Nigeria, “a center of West African regional trade” (Kesselman, Krieger
& Joseph, 2013, 526), has been a member of the Organization of Islamic
Conference (OIC) since 1986 and is poised to become one of South Africa’s largest
economies if it can decrease “political instability, corruption, inadequate
infrastructure, and poor macroeconomic management” (CIA, 2013). The state of Nigeria has abundant natural
resources available for private sector exploitation, and trade, such as crude
oil, coal, tin, cocoa, peanuts, cotton, palm oil, and timber (CIA, 2013).
Nigeria,
possessing an abundance of oil, made some critical historical mistakes during early
phases in “the development of the petroleum industry” (Kesselman, Krieger &
Joseph, 2013, 538) by abandoning their agricultural sector during the oil boom
of the 1970s, with the results that “agricultural export production plummeted
from 80 percent of exports in 1960 to just 2 percent by 1980” (Kesselman,
Krieger & Joseph, 2013, 538). Since
the 1970s “Nigeria has relied on oil for more than 90 percent of its export
earnings and about three-quarters of government revenues” (Kesselman, Krieger
& Joseph, 2013, 539). On the one
hand, “the oil boom generated tremendous income; on the other, it became a
source of external dependence and badly skewed the Nigerian economy” (Kesselman,
Krieger & Joseph, 2013, 539) and by “1978, the government had outspent its
revenues and could no longer finance many of its ambitious projects, causing
external debt to skyrocket” (Kesselman, Krieger & Joseph, 2013, 538).
The
external debt to GDP ratio forced Nigeria to open up their state borders to privatization
starting in 1985 under a first “structural adjustment program (SAP) with the
active support of the World Bank and the IMF” (Kesselman, Krieger & Joseph,
2013, 539) which aimed to “reform the economic structures of highly indebted
Third World countries as a condition for receiving international loans” (Kesselman,
Krieger & Joseph, 2013, 539) by requiring “privatization, trade
liberalization, and fiscal restraint” (Kesselman, Krieger & Joseph, 2013,
539). Nigeria struggled during the first
phases of global private sector assimilation and “pulled out of its IMF program
in April 2002, after failing to meet spending and exchange rate targets, making
it ineligible for additional debt forgiveness” (CIA, 2013), but in 2005 was
granted “a debt-relief deal that eliminated $18 billion of debt in exchange for
$12 billion in payments - a total package worth $30 billion of Nigeria's total
$37 billion external debt” (CIA, 2013).
Nigeria
is a member state of the World Trade Organization and the United Nations, along
with the World Bank and IMF, and “is the United States' largest trading partner
in sub-Saharan Africa, mainly due to the high level of petroleum imports” (U.S.
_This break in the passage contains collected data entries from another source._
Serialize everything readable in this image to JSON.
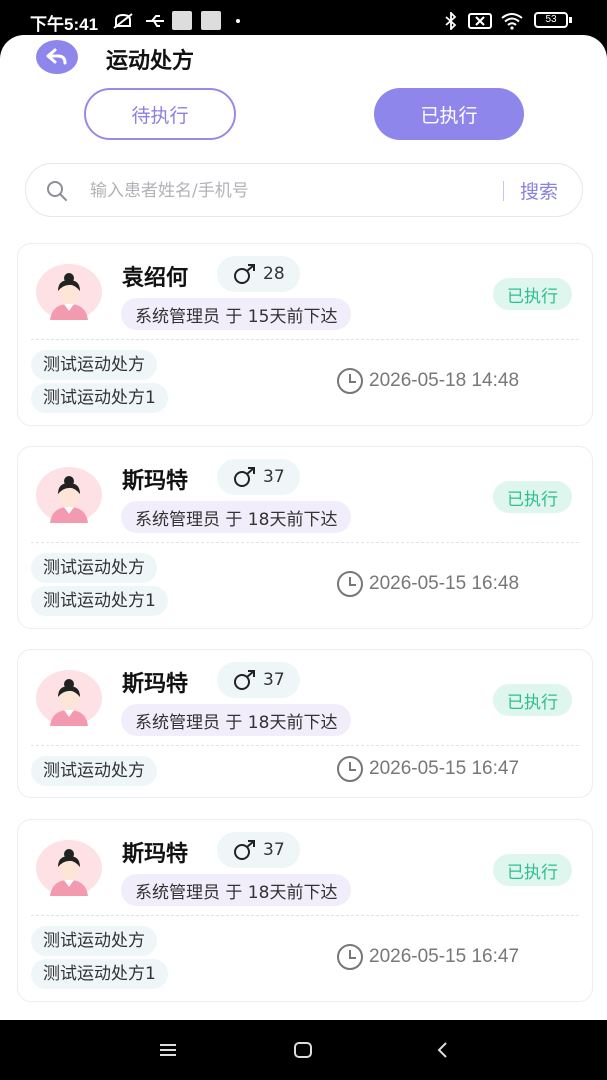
{
  "status_bar": {
    "time": "下午5:41",
    "battery": "53"
  },
  "header": {
    "title": "运动处方"
  },
  "tabs": [
    {
      "label": "待执行"
    },
    {
      "label": "已执行"
    }
  ],
  "search": {
    "placeholder": "输入患者姓名/手机号",
    "button": "搜索"
  },
  "records": [
    {
      "name": "袁绍何",
      "age": "28",
      "issued": "系统管理员 于 15天前下达",
      "status": "已执行",
      "tags": [
        "测试运动处方",
        "测试运动处方1"
      ],
      "time": "2026-05-18 14:48"
    },
    {
      "name": "斯玛特",
      "age": "37",
      "issued": "系统管理员 于 18天前下达",
      "status": "已执行",
      "tags": [
        "测试运动处方",
        "测试运动处方1"
      ],
      "time": "2026-05-15 16:48"
    },
    {
      "name": "斯玛特",
      "age": "37",
      "issued": "系统管理员 于 18天前下达",
      "status": "已执行",
      "tags": [
        "测试运动处方"
      ],
      "time": "2026-05-15 16:47"
    },
    {
      "name": "斯玛特",
      "age": "37",
      "issued": "系统管理员 于 18天前下达",
      "status": "已执行",
      "tags": [
        "测试运动处方",
        "测试运动处方1"
      ],
      "time": "2026-05-15 16:47"
    }
  ],
  "colors": {
    "accent": "#8f86ec",
    "status_green": "#2fbf8c",
    "status_bg": "#def6ee"
  }
}
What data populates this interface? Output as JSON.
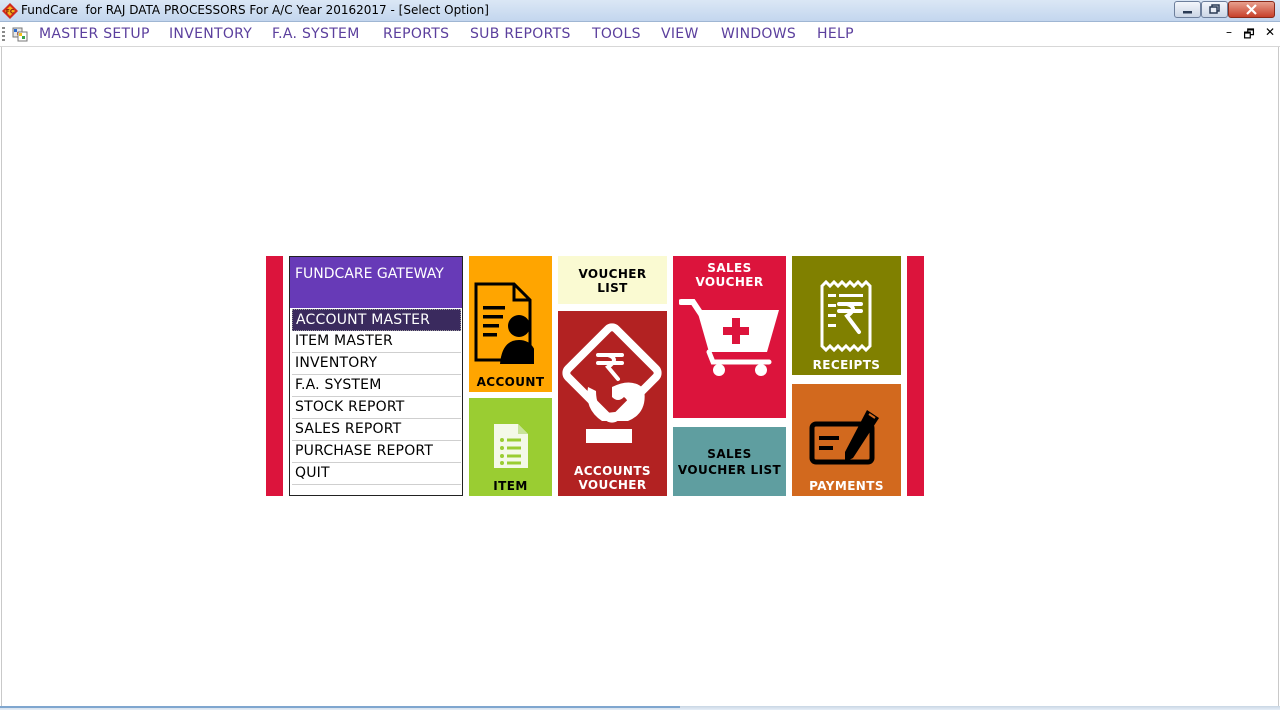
{
  "window": {
    "title": "FundCare  for RAJ DATA PROCESSORS For A/C Year 20162017 - [Select Option]"
  },
  "menubar": {
    "items": [
      "MASTER SETUP",
      "INVENTORY",
      "F.A. SYSTEM",
      "REPORTS",
      "SUB REPORTS",
      "TOOLS",
      "VIEW",
      "WINDOWS",
      "HELP"
    ],
    "mdi_min": "–",
    "mdi_restore": "🗗",
    "mdi_close": "✕"
  },
  "gateway": {
    "title": "FUNDCARE GATEWAY",
    "items": [
      "ACCOUNT MASTER",
      "ITEM MASTER",
      "INVENTORY",
      "F.A. SYSTEM",
      "STOCK REPORT",
      "SALES REPORT",
      "PURCHASE REPORT",
      "QUIT"
    ],
    "selected_index": 0
  },
  "tiles": {
    "account": {
      "label": "ACCOUNT",
      "color": "#ffa500",
      "icon": "account-document-icon"
    },
    "item": {
      "label": "ITEM",
      "color": "#9acd32",
      "icon": "item-list-icon"
    },
    "voucher_list": {
      "label": "VOUCHER\nLIST",
      "color": "#fafad2",
      "icon": ""
    },
    "accounts_voucher": {
      "label": "ACCOUNTS\nVOUCHER",
      "color": "#b22222",
      "icon": "rupee-voucher-icon"
    },
    "sales_voucher": {
      "label": "SALES\nVOUCHER",
      "color": "#dc143c",
      "icon": "shopping-cart-icon"
    },
    "sales_voucher_list": {
      "label": "SALES\nVOUCHER LIST",
      "color": "#5f9ea0",
      "icon": ""
    },
    "receipts": {
      "label": "RECEIPTS",
      "color": "#808000",
      "icon": "rupee-receipt-icon"
    },
    "payments": {
      "label": "PAYMENTS",
      "color": "#d2691e",
      "icon": "cheque-pen-icon"
    }
  },
  "colors": {
    "accent_purple": "#673ab7",
    "menu_text": "#5b3f9d",
    "side_bar_red": "#dc143c"
  }
}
Department of State, 2013). The United
States is also the “largest foreign investor in Nigeria, with U.S. foreign
direct investment concentrated largely in the petroleum/mining and wholesale
trade sectors” (U.S. Department of State, 2013). The Nigeria-U.S. trade
relations are bilateral as “U.S. imports from Nigeria include oil, cocoa,
rubber, returns, and food waste” (U.S. Department of State, 2013) and “U.S.
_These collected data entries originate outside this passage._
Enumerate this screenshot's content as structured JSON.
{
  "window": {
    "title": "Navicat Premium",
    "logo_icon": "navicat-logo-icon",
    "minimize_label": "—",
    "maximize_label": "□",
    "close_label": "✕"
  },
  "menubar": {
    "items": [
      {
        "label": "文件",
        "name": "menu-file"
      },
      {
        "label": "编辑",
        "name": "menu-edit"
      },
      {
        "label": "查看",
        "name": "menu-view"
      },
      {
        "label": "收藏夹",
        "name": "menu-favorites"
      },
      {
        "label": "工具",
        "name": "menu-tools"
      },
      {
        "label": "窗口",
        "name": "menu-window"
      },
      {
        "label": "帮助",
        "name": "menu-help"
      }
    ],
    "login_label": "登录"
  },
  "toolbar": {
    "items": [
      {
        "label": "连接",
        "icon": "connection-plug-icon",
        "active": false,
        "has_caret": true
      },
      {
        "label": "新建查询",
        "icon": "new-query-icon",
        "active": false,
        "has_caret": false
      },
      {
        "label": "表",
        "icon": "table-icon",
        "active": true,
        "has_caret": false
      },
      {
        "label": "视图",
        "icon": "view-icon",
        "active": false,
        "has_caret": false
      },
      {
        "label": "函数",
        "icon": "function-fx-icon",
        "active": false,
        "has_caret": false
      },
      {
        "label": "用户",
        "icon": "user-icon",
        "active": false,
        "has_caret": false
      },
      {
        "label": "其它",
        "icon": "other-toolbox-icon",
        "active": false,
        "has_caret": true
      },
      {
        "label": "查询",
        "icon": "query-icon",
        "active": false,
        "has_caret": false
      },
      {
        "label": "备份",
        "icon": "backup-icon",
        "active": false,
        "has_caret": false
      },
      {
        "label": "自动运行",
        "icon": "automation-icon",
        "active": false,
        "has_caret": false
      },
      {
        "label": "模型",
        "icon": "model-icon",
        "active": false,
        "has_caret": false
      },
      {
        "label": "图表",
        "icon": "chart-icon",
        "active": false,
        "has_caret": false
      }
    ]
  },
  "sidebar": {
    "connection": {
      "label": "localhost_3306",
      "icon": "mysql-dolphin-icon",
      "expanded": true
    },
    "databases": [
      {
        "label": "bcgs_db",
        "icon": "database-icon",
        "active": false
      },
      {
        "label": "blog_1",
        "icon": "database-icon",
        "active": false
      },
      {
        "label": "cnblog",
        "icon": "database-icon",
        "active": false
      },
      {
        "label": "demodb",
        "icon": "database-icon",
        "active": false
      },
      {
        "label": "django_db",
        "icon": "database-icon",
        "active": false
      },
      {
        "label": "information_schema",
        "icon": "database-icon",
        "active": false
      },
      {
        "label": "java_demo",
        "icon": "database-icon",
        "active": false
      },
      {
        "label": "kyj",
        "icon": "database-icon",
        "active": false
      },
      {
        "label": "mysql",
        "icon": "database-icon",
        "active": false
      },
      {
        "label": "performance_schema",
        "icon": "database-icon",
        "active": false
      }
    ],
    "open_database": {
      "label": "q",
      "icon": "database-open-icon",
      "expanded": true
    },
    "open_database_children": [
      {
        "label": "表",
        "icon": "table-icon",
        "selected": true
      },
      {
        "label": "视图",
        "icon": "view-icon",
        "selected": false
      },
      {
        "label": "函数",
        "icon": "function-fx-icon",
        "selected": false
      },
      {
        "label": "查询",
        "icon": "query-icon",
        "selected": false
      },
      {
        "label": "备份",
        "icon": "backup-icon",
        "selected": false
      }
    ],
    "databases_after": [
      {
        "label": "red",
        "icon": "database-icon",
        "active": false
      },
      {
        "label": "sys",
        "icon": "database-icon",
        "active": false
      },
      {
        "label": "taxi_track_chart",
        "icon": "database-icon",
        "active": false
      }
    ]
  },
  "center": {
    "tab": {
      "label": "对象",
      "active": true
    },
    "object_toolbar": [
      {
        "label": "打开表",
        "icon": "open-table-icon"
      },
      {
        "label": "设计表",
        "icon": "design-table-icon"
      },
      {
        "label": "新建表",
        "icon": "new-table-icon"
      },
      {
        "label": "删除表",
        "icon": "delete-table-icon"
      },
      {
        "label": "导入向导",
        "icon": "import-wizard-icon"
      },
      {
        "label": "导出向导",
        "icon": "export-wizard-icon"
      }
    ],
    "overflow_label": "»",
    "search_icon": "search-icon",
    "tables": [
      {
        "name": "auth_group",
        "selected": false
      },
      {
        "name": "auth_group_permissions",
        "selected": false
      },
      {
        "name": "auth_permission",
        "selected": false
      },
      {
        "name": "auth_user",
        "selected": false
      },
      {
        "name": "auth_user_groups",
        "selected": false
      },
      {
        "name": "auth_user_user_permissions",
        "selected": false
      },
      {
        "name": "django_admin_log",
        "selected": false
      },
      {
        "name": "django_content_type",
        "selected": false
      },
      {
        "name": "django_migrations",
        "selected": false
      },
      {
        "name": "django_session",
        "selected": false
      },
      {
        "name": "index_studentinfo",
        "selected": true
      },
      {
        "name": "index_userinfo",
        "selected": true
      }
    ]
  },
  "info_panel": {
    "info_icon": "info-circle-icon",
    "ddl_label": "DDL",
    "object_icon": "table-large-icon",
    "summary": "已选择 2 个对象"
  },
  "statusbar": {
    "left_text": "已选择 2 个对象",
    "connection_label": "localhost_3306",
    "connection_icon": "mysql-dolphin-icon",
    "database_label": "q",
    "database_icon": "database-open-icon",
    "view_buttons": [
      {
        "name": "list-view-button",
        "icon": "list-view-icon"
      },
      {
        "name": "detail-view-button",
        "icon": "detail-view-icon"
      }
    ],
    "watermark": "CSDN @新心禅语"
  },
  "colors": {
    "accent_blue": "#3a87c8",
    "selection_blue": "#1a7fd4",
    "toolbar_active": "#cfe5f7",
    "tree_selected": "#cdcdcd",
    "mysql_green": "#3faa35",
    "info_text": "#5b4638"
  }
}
exports to Nigeria include wheat, vehicles, machinery, oil, and plastic” (U.S.
Department of State, 2013).
While 16.8%
of Nigeria’s exports are imported by the United States, the remaining Nigerian
export trade percentages are broken down to the following foreign states: “India
11.5%, Netherlands 8.6%, Spain 7.8%, Brazil 7.6%, UK 5.1%, Germany 4.9%, Japan
4.1%, France 4.1%” (CIA, 2012). Indeed,
colonialism is not dead, it has simply been privatized. Looking at imports into Nigeria, China is the
top importer with 18.3% of all imports into Nigeria followed by the U.S. at
10.1% and India with 5.5% (CIA, 2013).
The
largest barriers to increasing foreign investment, expanding trade, reduce
debt, increase GDP, and continue full integration into globalization for
Nigeria are “political instability, corruption, inadequate infrastructure, and
poor macroeconomic management” (CIA, 2013).
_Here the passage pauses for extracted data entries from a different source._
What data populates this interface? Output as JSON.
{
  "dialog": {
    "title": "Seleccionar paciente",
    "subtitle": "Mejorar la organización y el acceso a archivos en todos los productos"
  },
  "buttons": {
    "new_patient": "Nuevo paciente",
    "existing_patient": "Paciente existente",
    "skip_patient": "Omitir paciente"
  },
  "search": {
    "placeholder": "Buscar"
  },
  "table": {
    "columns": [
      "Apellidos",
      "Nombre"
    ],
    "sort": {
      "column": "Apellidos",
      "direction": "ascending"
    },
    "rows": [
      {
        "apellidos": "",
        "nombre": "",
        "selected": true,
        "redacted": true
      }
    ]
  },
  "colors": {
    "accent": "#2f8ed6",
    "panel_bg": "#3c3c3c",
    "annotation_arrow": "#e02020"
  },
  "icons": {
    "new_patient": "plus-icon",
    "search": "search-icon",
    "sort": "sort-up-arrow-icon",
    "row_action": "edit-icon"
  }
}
Like many other so-called developing states, Nigeria’s options are to
take the ‘carrot’ with interest rates, risk international isolation, or eventually
take the ‘stick’.
Resources
Central Intelligence Agency. 2013.
CIA Fact Book: Nigeria. Accessed
December 28, 2013. https://www.cia.gov/library/publications/the-world-factbook/geos/ni.html
Mark Kesselman, Joel Krieger, and William Joseph. Introduction to Comparative Politics,
6th edition. Boston, MA: Wadsworth, 2013.
U.S. Department of State. 2013. U.S.